Three years of development, a breakaway series, a merger, a chassis change, a four-month delay to the first round... the build-up to the debut of Australia's first top-level open-wheeler series in decades was a rollercoaster.
Many said it would never happen. At times I was one of them. I'd wager that, at some point, even those deeply embedded in the project had their doubts. Probably as recently as this year.
But it did happen. And, as corny as it sounds, it was worth the wait.
For starters, the cars look absolutely spot-on. It may be an F3-style chassis, but in full S5000 trim the cars look big, long and menacing. The retro wheels and the shiny chrome detail flanking the rear crash structure add to the old-school feel.
The on-track behaviour of the cars is enticing, too.
Nothing is more off-putting to spectators than cars that look too easy to drive. Thankfully, that's not an issue with the S5000s. Very good drivers were left grappling with the out-of-fashion tiny front, massive rear tyre configuration, all while trying to get 560 horsepower to the ground.
As teams hone set-ups and drivers log more miles, the cars will get a little easier to drive. But it still doesn't feel like we're going to see PlayStation style silky-smooth on-board vision any time soon.
And the sound. It's magical. Had earlier iterations of the 'new 5000' concept gone ahead and the cars had ended up with Supercars-spec engines, it would have been a shame.
Yes, Supercars sound awesome. But with three tiers of Supercars racing now in existence, a point of difference is welcome as well.
The deep rumbling of the Aluminator V8 is a fresh change – and a perfect fit for these cars.
Another big big tick drivers were giving the cars was the ability to race wheel-to-wheel.
A timid start to the Sandown weekend was widely-predicted, given the lack of chassis and spares currently available. And then Tim Macrow, John Martin and James Golding destroyed that theory by going three-wide into Dandenong Road in the opening heat race...
Dirty air doesn't seem to be a huge problem with these cars; drivers were positive about the ability to follow another car.
It's worth noting that Sandown is very stop/go, so not overly aero dependant, particularly mid-corner. The Bend will provide the real test for the sensitivity of the downforce.
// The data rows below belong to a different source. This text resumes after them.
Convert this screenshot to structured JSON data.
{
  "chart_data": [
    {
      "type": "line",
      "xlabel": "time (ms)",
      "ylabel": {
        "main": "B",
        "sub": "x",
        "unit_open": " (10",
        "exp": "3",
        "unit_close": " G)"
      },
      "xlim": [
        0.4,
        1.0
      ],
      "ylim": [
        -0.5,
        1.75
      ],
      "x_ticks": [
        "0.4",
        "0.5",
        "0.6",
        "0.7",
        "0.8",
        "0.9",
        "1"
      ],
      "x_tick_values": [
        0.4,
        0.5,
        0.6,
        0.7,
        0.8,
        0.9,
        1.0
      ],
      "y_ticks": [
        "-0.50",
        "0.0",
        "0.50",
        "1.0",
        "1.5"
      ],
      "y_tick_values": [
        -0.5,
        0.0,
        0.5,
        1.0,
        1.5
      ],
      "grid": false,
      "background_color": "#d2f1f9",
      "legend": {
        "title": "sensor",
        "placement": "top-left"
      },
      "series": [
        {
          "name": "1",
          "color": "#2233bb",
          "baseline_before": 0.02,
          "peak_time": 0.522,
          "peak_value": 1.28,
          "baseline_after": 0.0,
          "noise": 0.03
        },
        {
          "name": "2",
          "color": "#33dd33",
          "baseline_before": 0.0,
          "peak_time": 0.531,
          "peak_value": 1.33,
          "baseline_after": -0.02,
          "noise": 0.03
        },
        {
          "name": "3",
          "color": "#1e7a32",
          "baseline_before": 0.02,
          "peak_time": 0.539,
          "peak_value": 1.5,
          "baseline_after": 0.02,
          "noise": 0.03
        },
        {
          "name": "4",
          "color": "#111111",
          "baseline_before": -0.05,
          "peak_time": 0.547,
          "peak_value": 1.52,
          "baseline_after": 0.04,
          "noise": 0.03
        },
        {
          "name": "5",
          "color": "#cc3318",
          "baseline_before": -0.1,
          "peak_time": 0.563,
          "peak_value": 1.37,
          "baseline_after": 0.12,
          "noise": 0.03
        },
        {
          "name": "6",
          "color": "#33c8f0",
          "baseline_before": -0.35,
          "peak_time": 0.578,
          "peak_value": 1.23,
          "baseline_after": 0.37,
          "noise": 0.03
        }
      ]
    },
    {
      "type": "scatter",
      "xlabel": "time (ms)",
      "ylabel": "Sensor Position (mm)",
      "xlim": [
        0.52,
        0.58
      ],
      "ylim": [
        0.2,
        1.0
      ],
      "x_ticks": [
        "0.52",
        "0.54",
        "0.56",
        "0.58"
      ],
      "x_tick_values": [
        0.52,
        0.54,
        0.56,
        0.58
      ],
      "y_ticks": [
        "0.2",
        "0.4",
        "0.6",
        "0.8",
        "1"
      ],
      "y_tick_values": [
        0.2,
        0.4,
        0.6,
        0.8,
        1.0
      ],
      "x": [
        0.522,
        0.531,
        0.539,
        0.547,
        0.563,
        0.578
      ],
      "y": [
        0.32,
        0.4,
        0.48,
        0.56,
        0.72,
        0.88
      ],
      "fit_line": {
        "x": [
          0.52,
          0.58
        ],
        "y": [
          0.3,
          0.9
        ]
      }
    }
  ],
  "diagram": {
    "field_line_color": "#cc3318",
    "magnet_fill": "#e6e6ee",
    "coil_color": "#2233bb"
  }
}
But, in a world where even Supercars create too much wake, early signs are good.
As you'd expect for a brand new series, there's room for improvement too.
The radical qualifying system is admirable, but not quite right. Getting rid of the confusing grid draw after regular qualifying is a must. The TV package just isn't there to support it. It felt too amateur for a series positioning itself as a big player.
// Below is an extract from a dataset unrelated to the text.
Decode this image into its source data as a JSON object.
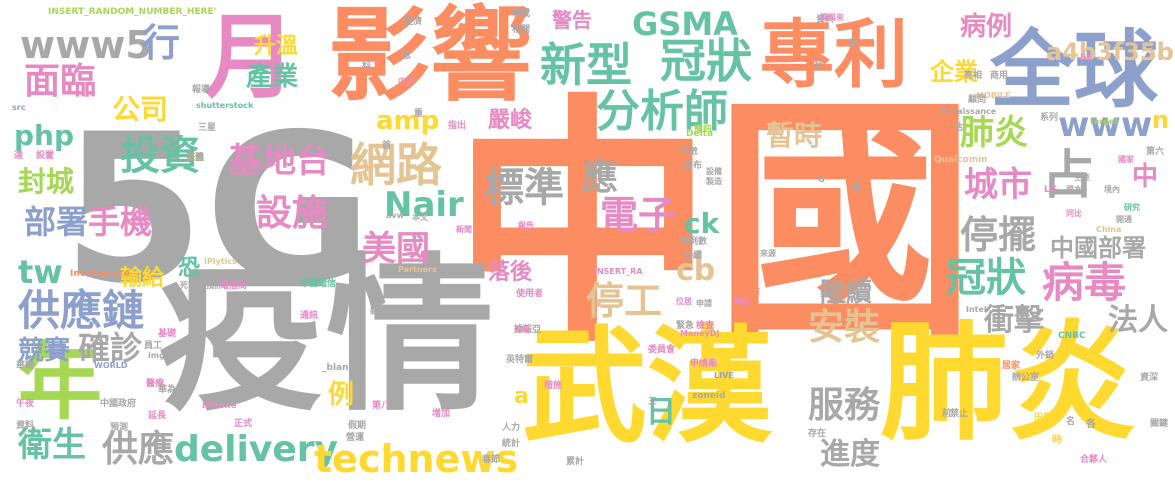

Instead, qualifying order should set the Top 10 for the first heat race, and then that is simply reversed for the second heat race. Combined points determine the grid for the feature race. Done.
All in all, it's hard to label the Sandown debut as anything but a success.
Not seeing the feature race play out in its entirety was a shame, but the upside is that Alex Davison's huge shunt proved that the 'death trap' reputation that plagued the old Formula 5000 has no place in the modern version of the category. These cars are safe.
Round two at The Bend will be a new challenge, with no Rubens Barrichello factor to drive the promotion. The physical demands of the South Aussie circuit means the field is likely to be more spread out, too.
The reality is, there's a lot to play out before the series cements its place in the notoriously tricky Aussie motorsport landscape.
But it was a captivating debut at Sandown, and with both the Australian Grand Prix and a trip to Bathurst already on the 2020 calendar, it's hard to not be cautiously optimistic about the category's future.